The first case where a killer was allowed anonymity was that of the notorious Mary Bell who choked to death Mrs Richardson's four-year-old son Martin Brown.

The law couldn't protect him from Bell's evil hands in 1968, nor could it protect three-year-old Brian House, whom Bell also killed in Newcastle. But for nearly 20 years it has protected the killer and the child she gave birth to 18 years ago.

Mrs Richardson can be forgiven then for thinking yesterday's judgement forgets the plight of the victims. "Again the victims are being classed as the villains and the ones who have done the crime get away with murder," says Mrs Richardson, of Low Fell, Gateshead.

"They've even got new passports, I thought you had to be good citizens to get a passport? The only reason she (Mary Bell) got anonymity was to protect her daughter, and that was due to expire this June. I can see her using this to get a lifetime of anonymity, so she will get away with it again."

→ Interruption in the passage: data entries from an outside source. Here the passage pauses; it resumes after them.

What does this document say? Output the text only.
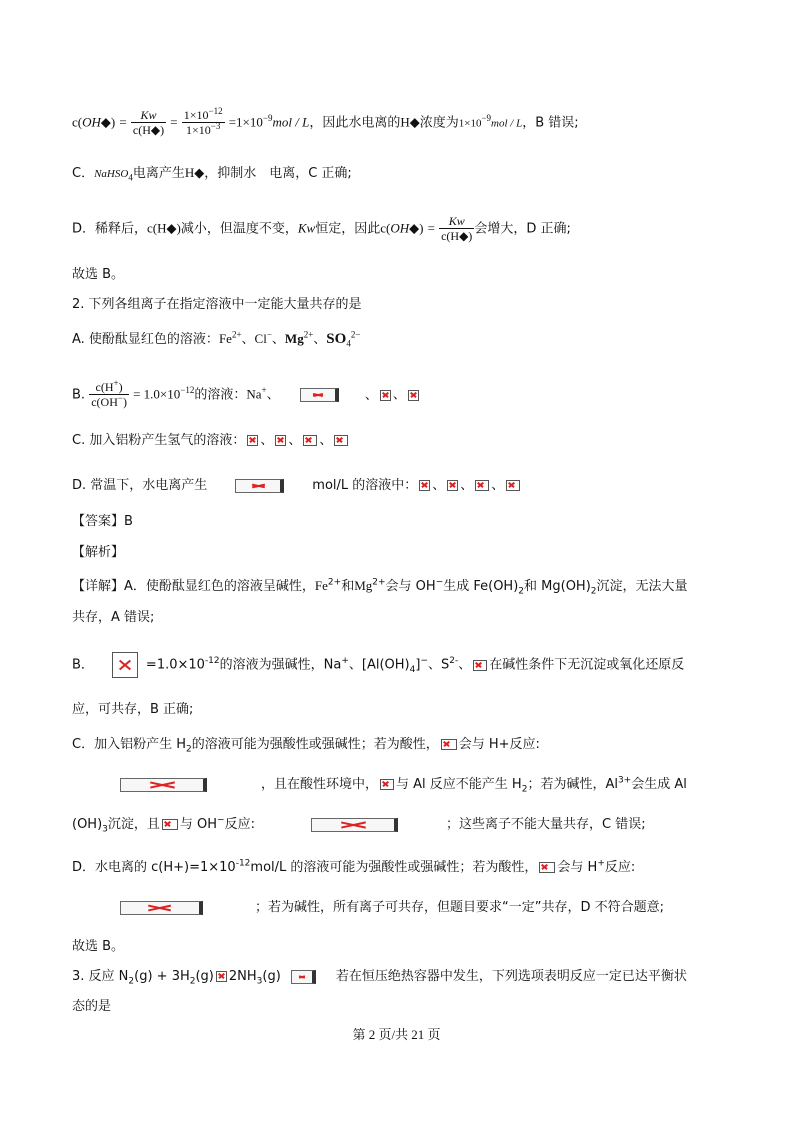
c(OH◆) = $\frac{Kw}{c(H◆)} = \frac{1\times 10^{-12}}{1\times 10^{-3}} =1\times 10^{-9}mol / L$，因此水电离的H◆浓度为$1\times 10^{-9}mol / L$，B 错误;
C．NaHSO$_4$电离产生H◆，抑制水　电离，C 正确;
D．稀释后，c(H◆)减小，但温度不变，Kw恒定，因此c(OH◆) = $\frac{Kw}{c(H◆)}$ 会增大，D 正确;
故选 B。
2. 下列各组离子在指定溶液中一定能大量共存的是
A. 使酚酞显红色的溶液：$Fe^{2+}$、Cl−、$Mg^{2+}$、$SO_4^{2-}$
B. $\frac{c(H^+)}{c(OH^-)} = 1.0\times 10^{-12}$的溶液：Na+、	、 、
C. 加入铝粉产生氢气的溶液： 、 、 、
D. 常温下，水电离产生	mol/L 的溶液中： 、 、 、
【答案】B
【解析】
【详解】A．使酚酞显红色的溶液呈碱性，$Fe^{2+}$和$Mg^{2+}$会与 OH−生成 $Fe(OH)_2$和 $Mg(OH)_2$沉淀，无法大量
共存，A 错误;
B．	$=1.0\times 10^{-12}$的溶液为强碱性，Na+、$[Al(OH)_4]^-$、$S^{2-}$、 在碱性条件下无沉淀或氧化还原反
应，可共存，B 正确;
C．加入铝粉产生 $H_2$的溶液可能为强酸性或强碱性；若为酸性， 会与 H+反应:
，且在酸性环境中， 与 Al 反应不能产生 $H_2$；若为碱性，$Al^{3+}$会生成 Al
$(OH)_3$沉淀，且 与 OH−反应:	；这些离子不能大量共存，C 错误;
D．水电离的 $c(H+)=1\times 10^{-12}mol/L$ 的溶液可能为强酸性或强碱性；若为酸性， 会与 H+反应:
；若为碱性，所有离子可共存，但题目要求“一定”共存，D 不符合题意;
故选 B。
3. 反应 $N_2(g) + 3H_2(g)$ $2NH_3(g)$	若在恒压绝热容器中发生，下列选项表明反应一定已达平衡状
态的是
第 2 页/共 21 页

The Jamie Bulger case keeps opening wounds never far beneath the surface. Mrs Richardson says: "It's like my life all over again. But at least Mary Bell served 12 years, which was only six per child. Little Jamie wouldn't even be a teenager yet. This is not giving his family time to grieve. If they'd got 25 years that would have given them the time to do it properly and to get rid of the horrible feelings of hate inside."

Mary Bell struck in 1968, at the age of 11, choking the two youngsters to death in an apparently motiveless attack. For three months the authorities did not even realise Martin had been murdered and he was buried in a pauper's grave paid for with £35 his mother borrowed from a friend.

Mrs Richardson had to fight to persuade the police that her son had been murdered and justice would have appeared to have been done when Bell was put away for 12 years. But Mrs Richardson begs to differ, especially when the released Bell reputedly benefited from a £50,000 payout for a book about her life, Cries Unheard by Gitta Sereny.

"In the latest case, there have got to be strings attached to it so they cannot make any money out of this whatsoever," says Mrs Richardson, who runs the Homicide Support Unit on Tyneside and is a member of the North of England Victims' Association. "If we as a society are going to protect them for the rest of their lives, they can't have it both ways."

Mrs Richardson has been campaigning for years for better rights for victims and a Government-funded counselling service, so far with limited success. "I don't honestly think that judges care one iota about victims and their families and I think that should change," she says.

"We remain second-class citizens. The perpetrators are the only ones with any rights. There is one law for them and no law for the victims. The scales of justice remain imbalanced."